La explosiva mezcla de idilla tecnológica y patologías sistémicas es uno de los puntos centrales que hace Adam Higginbotham, un periodista británico en su libro Midnight in Chernobyl: the untold story of the world’s greatest nuclear disaster (Simon and Schuster 2019).

Pero curiosamente fustigando la URSS por negligencia y luego por inadecuada respuesta Higginbotham acaba defendiendo el uso de átomo –la cifra de muertos no fue tan grande (sic) y la naturaleza está reviviendo (sic), mientras Kate Brown una profesora de la MIT autora de Manual for survival: a Chernobyl guide to the future (Norton 2019) reconoce el gran sacrificio soviético en remediar el desastre y enfatiza enormes costos humanos y ambientales de Chernobil que ponen en duda la misma energía nuclear (bit.ly/2X1JNMa).

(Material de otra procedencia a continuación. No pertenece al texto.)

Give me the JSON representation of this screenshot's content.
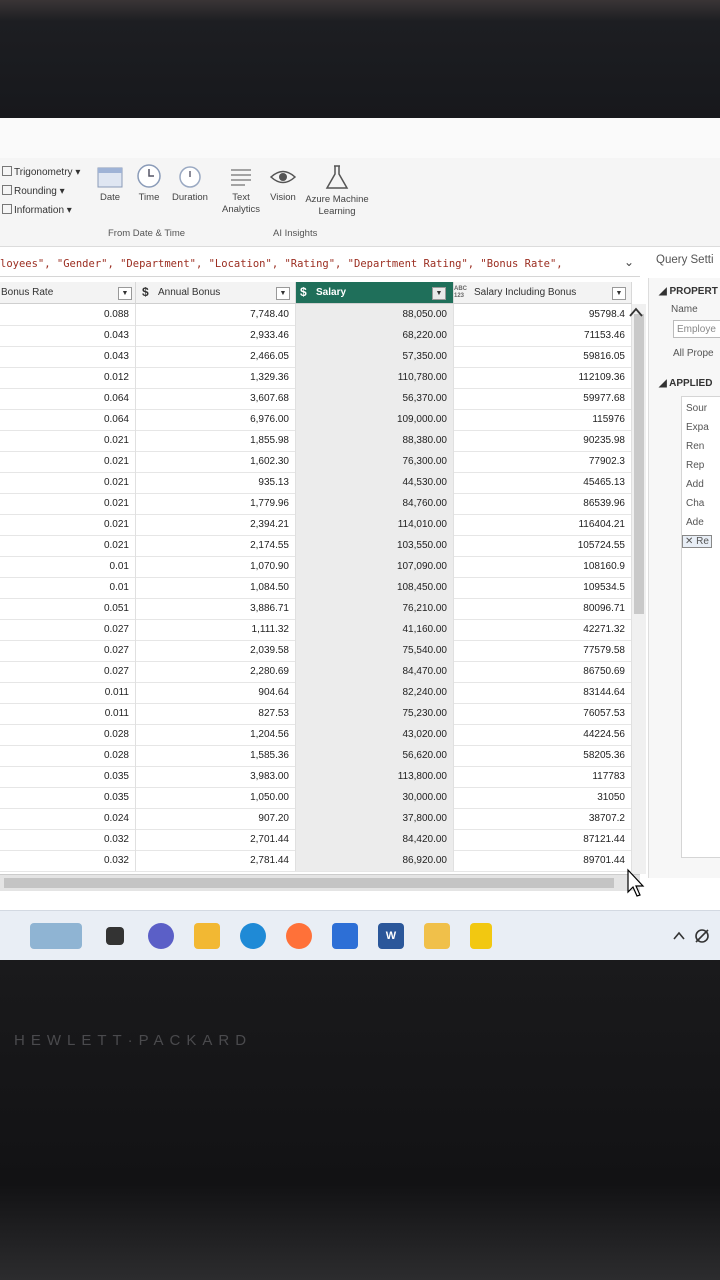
{
  "ribbon": {
    "dropdowns": [
      "Trigonometry",
      "Rounding",
      "Information"
    ],
    "buttons": [
      "Date",
      "Time",
      "Duration",
      "Text Analytics",
      "Vision",
      "Azure Machine Learning"
    ],
    "groups": [
      "From Date & Time",
      "AI Insights"
    ]
  },
  "formula_bar": {
    "text": "loyees\", \"Gender\", \"Department\", \"Location\", \"Rating\", \"Department Rating\", \"Bonus Rate\","
  },
  "query_settings": {
    "title": "Query Setti",
    "properties_header": "PROPERT",
    "name_label": "Name",
    "name_value": "Employe",
    "all_properties": "All Prope",
    "applied_header": "APPLIED",
    "steps": [
      "Sour",
      "Expa",
      "Ren",
      "Rep",
      "Add",
      "Cha",
      "Ade",
      "Re"
    ]
  },
  "table": {
    "columns": [
      {
        "type": "",
        "label": "Bonus Rate"
      },
      {
        "type": "$",
        "label": "Annual Bonus"
      },
      {
        "type": "$",
        "label": "Salary"
      },
      {
        "type": "ABC 123",
        "label": "Salary Including Bonus"
      }
    ],
    "rows": [
      [
        "0.088",
        "7,748.40",
        "88,050.00",
        "95798.4"
      ],
      [
        "0.043",
        "2,933.46",
        "68,220.00",
        "71153.46"
      ],
      [
        "0.043",
        "2,466.05",
        "57,350.00",
        "59816.05"
      ],
      [
        "0.012",
        "1,329.36",
        "110,780.00",
        "112109.36"
      ],
      [
        "0.064",
        "3,607.68",
        "56,370.00",
        "59977.68"
      ],
      [
        "0.064",
        "6,976.00",
        "109,000.00",
        "115976"
      ],
      [
        "0.021",
        "1,855.98",
        "88,380.00",
        "90235.98"
      ],
      [
        "0.021",
        "1,602.30",
        "76,300.00",
        "77902.3"
      ],
      [
        "0.021",
        "935.13",
        "44,530.00",
        "45465.13"
      ],
      [
        "0.021",
        "1,779.96",
        "84,760.00",
        "86539.96"
      ],
      [
        "0.021",
        "2,394.21",
        "114,010.00",
        "116404.21"
      ],
      [
        "0.021",
        "2,174.55",
        "103,550.00",
        "105724.55"
      ],
      [
        "0.01",
        "1,070.90",
        "107,090.00",
        "108160.9"
      ],
      [
        "0.01",
        "1,084.50",
        "108,450.00",
        "109534.5"
      ],
      [
        "0.051",
        "3,886.71",
        "76,210.00",
        "80096.71"
      ],
      [
        "0.027",
        "1,111.32",
        "41,160.00",
        "42271.32"
      ],
      [
        "0.027",
        "2,039.58",
        "75,540.00",
        "77579.58"
      ],
      [
        "0.027",
        "2,280.69",
        "84,470.00",
        "86750.69"
      ],
      [
        "0.011",
        "904.64",
        "82,240.00",
        "83144.64"
      ],
      [
        "0.011",
        "827.53",
        "75,230.00",
        "76057.53"
      ],
      [
        "0.028",
        "1,204.56",
        "43,020.00",
        "44224.56"
      ],
      [
        "0.028",
        "1,585.36",
        "56,620.00",
        "58205.36"
      ],
      [
        "0.035",
        "3,983.00",
        "113,800.00",
        "117783"
      ],
      [
        "0.035",
        "1,050.00",
        "30,000.00",
        "31050"
      ],
      [
        "0.024",
        "907.20",
        "37,800.00",
        "38707.2"
      ],
      [
        "0.032",
        "2,701.44",
        "84,420.00",
        "87121.44"
      ],
      [
        "0.032",
        "2,781.44",
        "86,920.00",
        "89701.44"
      ]
    ]
  },
  "taskbar": {
    "apps": [
      "widgets",
      "file-explorer",
      "teams-chat",
      "folder",
      "edge",
      "firefox",
      "store",
      "word",
      "snipping-tool",
      "power-bi"
    ],
    "word_letter": "W"
  },
  "bezel": {
    "brand": "HEWLETT·PACKARD"
  },
  "colors": {
    "active_header": "#1f6f5a",
    "formula_text": "#9b2d20"
  }
}
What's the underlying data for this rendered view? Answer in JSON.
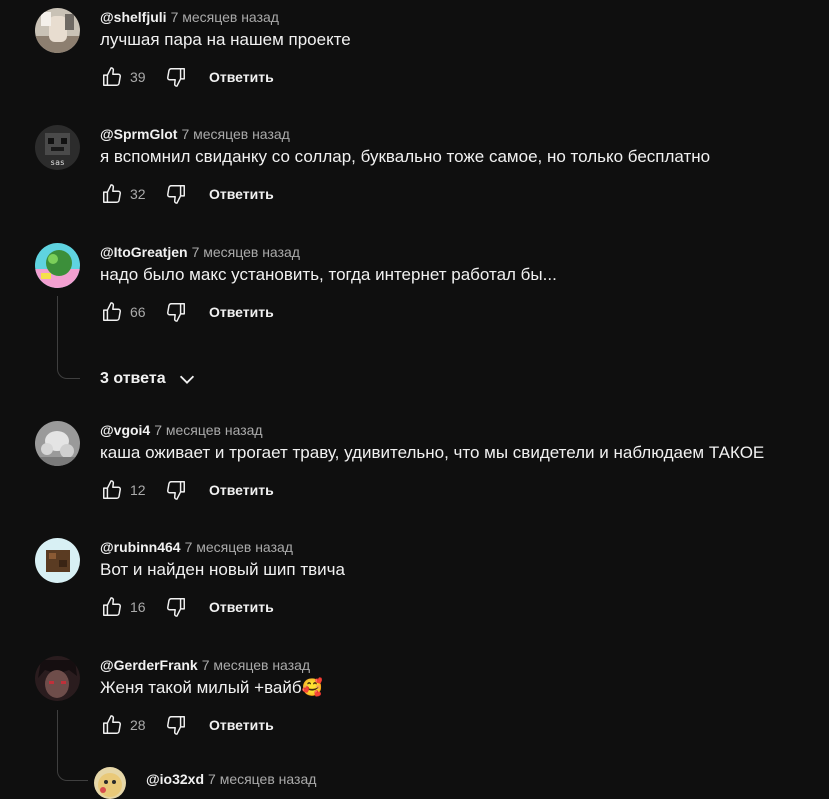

Finalmente esto: la televisión estatal rusa prepara una versión patriótica de lo sucedido explicándolo con una conspiración de la CIA; la serie de HBO es en ojos del Kremlin parte de campaña de desprestigio de nuestra industria nuclear (bit.ly/2Wsb3bo). La media vida de la propaganda soviética es igualmente larga que la de la radiación, apuntó una periodista que investigó la catástrofe (bit.ly/2wXiesR). Igualmente –añadiría– larga es la vida de un cierto tipo del paternalismo soviético, muy colonial en su espíritu: la gente común no tenía agencia, era incapaz incluso de hacer algo mal. Siempre tenía que ser alguien de afuera.

El sarcófago de Chernobil que cubrió los escombros del fatal reactor número 4 (bit.ly/2gsN6In) –más que el sarcófago de Lenin–, al final acabó simbolizando mejor la URSS y su suerte.

¿O hay que ser un Cold War Warrior de estos que nunca mueren para decir esto?